Greg offers reasons we can know the gospels are the inspired Word of God both from objective and personal standpoints.
Transcript
So here’s a question that has stumped me a little bit because I wasn’t exactly sure the best way to answer it. The question is: Is there a good way to show that the gospels are inspired? Now I believe they are inspired. I believe in the inerrancy of God’s word, and I actually have an approach to show that the Bible is inspired, and I give six different reasons that the Bible has the mark of the supernatural on it.
It claims to be a book by God to men and taken as a whole it gives reasons we can see—issues, or elements, or evidences that it is what it claims to be. God is involved in bringing this to men. It’s not merely a human document. But the question really is about the gospels proper. And the reason I pause there is because I do not try to demonstrate that the gospels are inspired. That is, that God is the one responsible for having written the gospels, essentially, and therefore they’re reliable.
I don’t think that’s the best way to go about making the case for Christianity. I don’t want to try to persuade someone in a sense, independently—these books are spoken by God and therefore then we ought to believe what they have to say, okay? I take a different approach and frankly, most of my my colleagues in the business, so to speak, take the same approach that I take, okay? We don’t invite people to consider the inspiration of the gospels. Rather, we try to demonstrate that the gospels are historically reliable documents about the life and death and resurrection of Jesus of Nazareth.
The reason we do that is because there is a separate, in a certain sense, secular canon of tests that can be used of any documents from the past to see if those documents reflect or report accurate history. And so this then becomes a secular kind of enterprise, not a religious enterprise which actually turns out to be more persuasive for a lot of people. If they’re asked to believe some religious truth, well that’s what they’re resisting already, but if we say here’s how secular historians go about the task of determining what documents from the past are actually historically sound, and it turns out that the gospels are that, okay now we’ve got a whole different situation.

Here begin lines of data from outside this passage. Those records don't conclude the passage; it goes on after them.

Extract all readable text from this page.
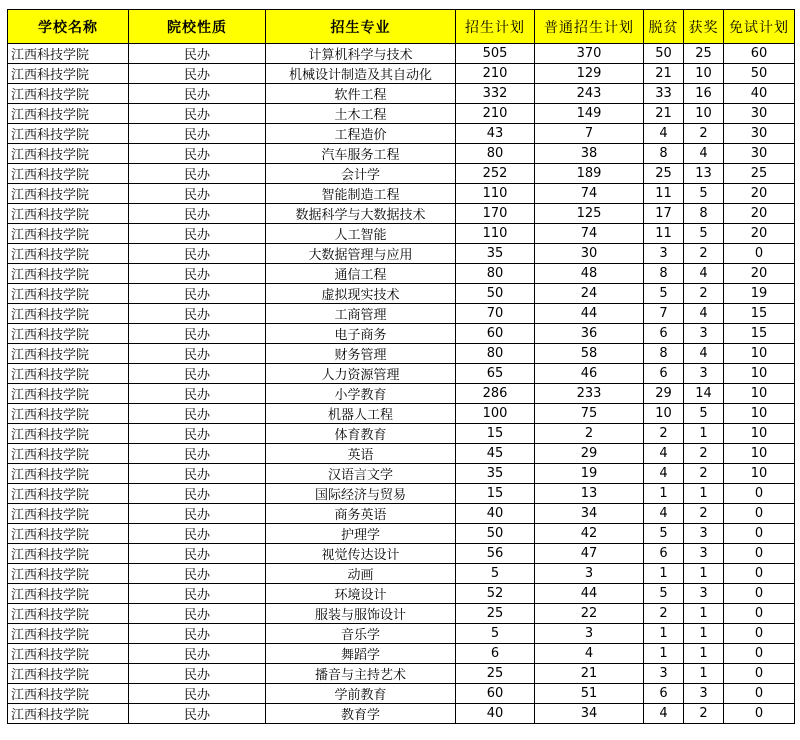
学校名称	院校性质	招生专业	招生计划	普通招生计划	脱贫	获奖	免试计划
江西科技学院	民办	计算机科学与技术	505	370	50	25	60
江西科技学院	民办	机械设计制造及其自动化	210	129	21	10	50
江西科技学院	民办	软件工程	332	243	33	16	40
江西科技学院	民办	土木工程	210	149	21	10	30
江西科技学院	民办	工程造价	43	7	4	2	30
江西科技学院	民办	汽车服务工程	80	38	8	4	30
江西科技学院	民办	会计学	252	189	25	13	25
江西科技学院	民办	智能制造工程	110	74	11	5	20
江西科技学院	民办	数据科学与大数据技术	170	125	17	8	20
江西科技学院	民办	人工智能	110	74	11	5	20
江西科技学院	民办	大数据管理与应用	35	30	3	2	0
江西科技学院	民办	通信工程	80	48	8	4	20
江西科技学院	民办	虚拟现实技术	50	24	5	2	19
江西科技学院	民办	工商管理	70	44	7	4	15
江西科技学院	民办	电子商务	60	36	6	3	15
江西科技学院	民办	财务管理	80	58	8	4	10
江西科技学院	民办	人力资源管理	65	46	6	3	10
江西科技学院	民办	小学教育	286	233	29	14	10
江西科技学院	民办	机器人工程	100	75	10	5	10
江西科技学院	民办	体育教育	15	2	2	1	10
江西科技学院	民办	英语	45	29	4	2	10
江西科技学院	民办	汉语言文学	35	19	4	2	10
江西科技学院	民办	国际经济与贸易	15	13	1	1	0
江西科技学院	民办	商务英语	40	34	4	2	0
江西科技学院	民办	护理学	50	42	5	3	0
江西科技学院	民办	视觉传达设计	56	47	6	3	0
江西科技学院	民办	动画	5	3	1	1	0
江西科技学院	民办	环境设计	52	44	5	3	0
江西科技学院	民办	服装与服饰设计	25	22	2	1	0
江西科技学院	民办	音乐学	5	3	1	1	0
江西科技学院	民办	舞蹈学	6	4	1	1	0
江西科技学院	民办	播音与主持艺术	25	21	3	1	0
江西科技学院	民办	学前教育	60	51	6	3	0
江西科技学院	民办	教育学	40	34	4	2	0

And in fact, in The Story of Reality I have a couple of chapters that deal with this very issue, okay, and it makes it very plain and easily accessible. I don’t want to go into those details right now, but I just want to point out that the key here is to show that the gospels are historically reliable because when we look at the history that they reliably record, what do we have?
We have this incredible history of Jesus of Nazareth who teaches profound things does profound things, dies on a cross, three days later the tomb is empty, He’s risen from the dead. Wow, if that’s historically reliable, you see how that can make our case? And in fact, the early Christians who were, I should say the early skeptics who became Christians, were not convinced about Jesus because somebody had an argument why the New Testament or the gospels were divinely inspired. They weren’t even written yet. What they had was a testimony of the disciples who were eyewitnesses of the events that Jesus had died and risen again, and they saw Him, and they ate with Him, and they talked with Him, and they were willing to stake their life upon that, and therefore their testimony was persuasive, okay.
We can do the same thing, alright? So I think the key here is not to argue that the gospel accounts are inspired by God because then that invites all kinds of objections about apparent contradictions. If instead what we say is they were historically reliable, well historically reliable accounts, parallel accounts, do have apparent contradictions. That’s ordinary. So that wouldn’t be a problem for us at this point, okay? And in that way they come to trust the content of the gospels. What they say actually happened with Jesus, and now we have a grounds to make the case that Jesus was who He claimed to be.
Okay, one post script: As I was thinking about this, I realized there is a way that I use to help people to discover that the gospels are inspired by God. I have them read them. Just think of not only all the Christians you know but yourself. If you believe that the gospels are God’s inspired word, did you come to believe that because some Christian gave you a great argument for that particular fact? No, most people who are Christians and believe the gospels are inspired believe it because they encountered the gospels and the Jesus in the gospels, and as they read, and as they engage, and as they thought about it, something happened, and they were persuaded that this was not just the words of man but the words of God Himself. That’s the most powerful way to persuade someone that the gospels are in fact God’s word.